Linvoseltamab had an acceptable safety profile, with cytokine release syndrome (CRS; any grade: 46 percent, grade 2: 10 percent, grade 3: 1 percent, grade 4: 0 percent) being the most common treatment emergent adverse event (TEAE), according to Jagannath. CRS occurred mostly during the step-up dosing, with a median time to onset of 11 hours.

Other TEAEs reported were neutropenia (any grade: 41 percent, grade 3–4: 40 percent), anaemia (any grade: 39 percent, grade 3–4: 31 percent), cough (any grade: 36 percent, grade 3–4: 0 percent), and diarrhoea (any grade: 35 percent, grade 3–4: 2 percent).

Infections occurred in 73 percent of patients, including grade 3-4 infections in 34 percent. Jagannath noted that the frequency and severity of infections decreased after 6 months, coincident with 4-week linvoseltamab dosing.

Linvoseltamab is an investigational fully human B-cell maturation antigen (BCMA)/CD3 antibody, requiring two 1-day hospitalizations and allowing monthly dosing for patients who achieve deep responses, according to Jagannath.

“Bispecifics are effective, off-the-shelf treatment option for patients with heavily pretreated MM. Currently available BCMA/CD3 bispecifics have an ORR ranging between 61 percent and 63 percent,” he continued.

The findings of the present study indicate that linvoseltamab is highly efficacious in patients with late-stage RRMM, including those in high-risk subgroups, Jagannath said.
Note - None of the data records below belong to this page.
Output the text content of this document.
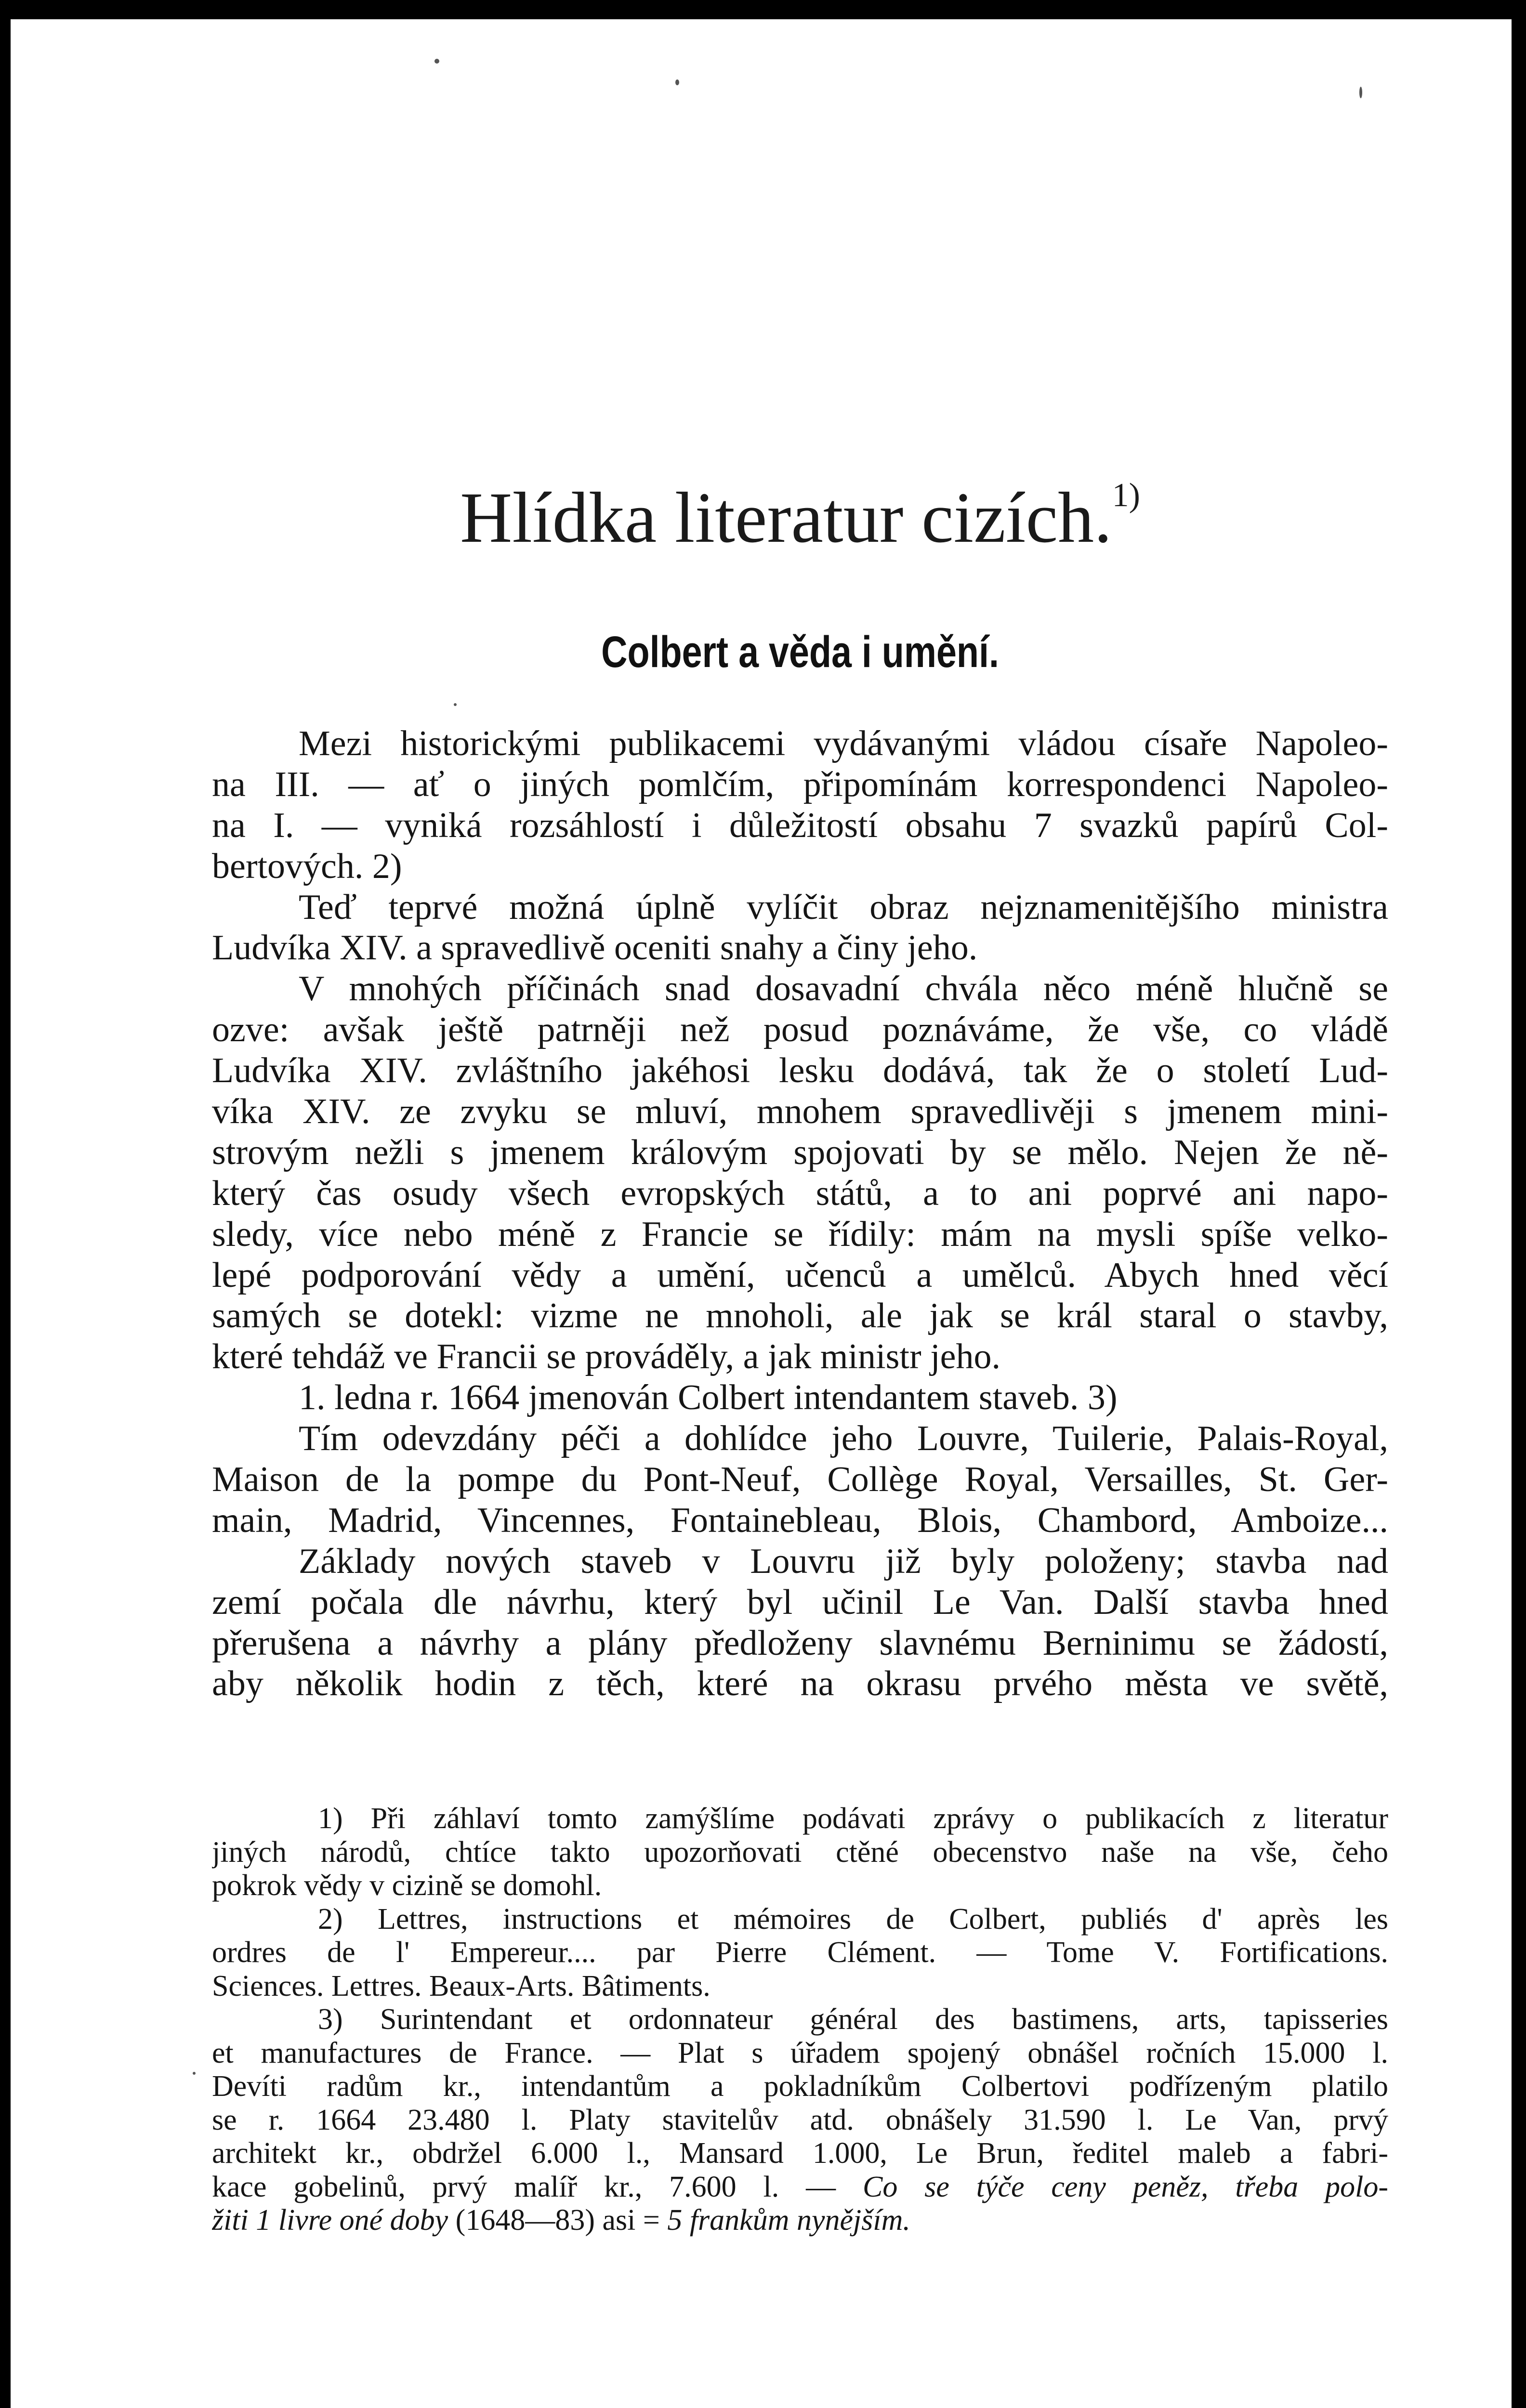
Hlídka literatur cizích.$^{1)}$
Colbert a věda i umění.
Mezi historickými publikacemi vydávanými vládou císaře Napoleo-
na III. — ať o jiných pomlčím, připomínám korrespondenci Napoleo-
na I. — vyniká rozsáhlostí i důležitostí obsahu 7 svazků papírů Col-
bertových. 2)
Teď teprvé možná úplně vylíčit obraz nejznamenitějšího ministra
Ludvíka XIV. a spravedlivě oceniti snahy a činy jeho.
V mnohých příčinách snad dosavadní chvála něco méně hlučně se
ozve: avšak ještě patrněji než posud poznáváme, že vše, co vládě
Ludvíka XIV. zvláštního jakéhosi lesku dodává, tak že o století Lud-
víka XIV. ze zvyku se mluví, mnohem spravedlivěji s jmenem mini-
strovým nežli s jmenem královým spojovati by se mělo. Nejen že ně-
který čas osudy všech evropských států, a to ani poprvé ani napo-
sledy, více nebo méně z Francie se řídily: mám na mysli spíše velko-
lepé podporování vědy a umění, učenců a umělců. Abych hned věcí
samých se dotekl: vizme ne mnoholi, ale jak se král staral o stavby,
které tehdáž ve Francii se prováděly, a jak ministr jeho.
1. ledna r. 1664 jmenován Colbert intendantem staveb. 3)
Tím odevzdány péči a dohlídce jeho Louvre, Tuilerie, Palais-Royal,
Maison de la pompe du Pont-Neuf, Collège Royal, Versailles, St. Ger-
main, Madrid, Vincennes, Fontainebleau, Blois, Chambord, Amboize...
Základy nových staveb v Louvru již byly položeny; stavba nad
zemí počala dle návrhu, který byl učinil Le Van. Další stavba hned
přerušena a návrhy a plány předloženy slavnému Berninimu se žádostí,
aby několik hodin z těch, které na okrasu prvého města ve světě,
1) Při záhlaví tomto zamýšlíme podávati zprávy o publikacích z literatur
jiných národů, chtíce takto upozorňovati ctěné obecenstvo naše na vše, čeho
pokrok vědy v cizině se domohl.
2) Lettres, instructions et mémoires de Colbert, publiés d' après les
ordres de l' Empereur.... par Pierre Clément. — Tome V. Fortifications.
Sciences. Lettres. Beaux-Arts. Bâtiments.
3) Surintendant et ordonnateur général des bastimens, arts, tapisseries
et manufactures de France. — Plat s úřadem spojený obnášel ročních 15.000 l.
Devíti radům kr., intendantům a pokladníkům Colbertovi podřízeným platilo
se r. 1664 23.480 l. Platy stavitelův atd. obnášely 31.590 l. Le Van, prvý
architekt kr., obdržel 6.000 l., Mansard 1.000, Le Brun, ředitel maleb a fabri-
kace gobelinů, prvý malíř kr., 7.600 l. — Co se týče ceny peněz, třeba polo-
žiti 1 livre oné doby (1648—83) asi = 5 frankům nynějším.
LINKER-MM1 included 117 patients (median age 70 years, 17 percent African American) who had been exposed to a median of five prior lines of therapy. Most patients (82.1 percent) were at least triple-refractory, 65.8 percent were at least quad-refractory, and 28.2 percent were at least penta-refractory.
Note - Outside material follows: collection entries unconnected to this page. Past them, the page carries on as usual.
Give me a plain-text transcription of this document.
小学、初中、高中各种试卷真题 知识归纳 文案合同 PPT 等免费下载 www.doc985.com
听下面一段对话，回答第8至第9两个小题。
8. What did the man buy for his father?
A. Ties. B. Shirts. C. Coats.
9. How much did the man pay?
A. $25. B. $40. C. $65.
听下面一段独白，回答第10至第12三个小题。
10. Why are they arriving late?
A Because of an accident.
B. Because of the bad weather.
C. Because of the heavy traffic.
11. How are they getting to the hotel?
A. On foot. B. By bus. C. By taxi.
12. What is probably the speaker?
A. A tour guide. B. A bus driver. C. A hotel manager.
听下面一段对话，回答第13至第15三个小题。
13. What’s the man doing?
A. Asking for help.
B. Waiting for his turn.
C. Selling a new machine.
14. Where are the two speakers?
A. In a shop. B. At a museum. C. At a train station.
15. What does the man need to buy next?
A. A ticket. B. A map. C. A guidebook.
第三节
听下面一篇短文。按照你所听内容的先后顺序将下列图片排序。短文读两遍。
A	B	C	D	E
The patients received intravenous linvoseltamab at 5 mg on day 1, then at 25 mg on day 8 during the step-up dosing phase (week 1-2). Starting at week 3, the drug was administered at 200 mg once a week through week 14, then once every 2 weeks thereafter. Those who achieved at least a very good partial response after ≥24 weeks of treatment were switched to 4-week dosing.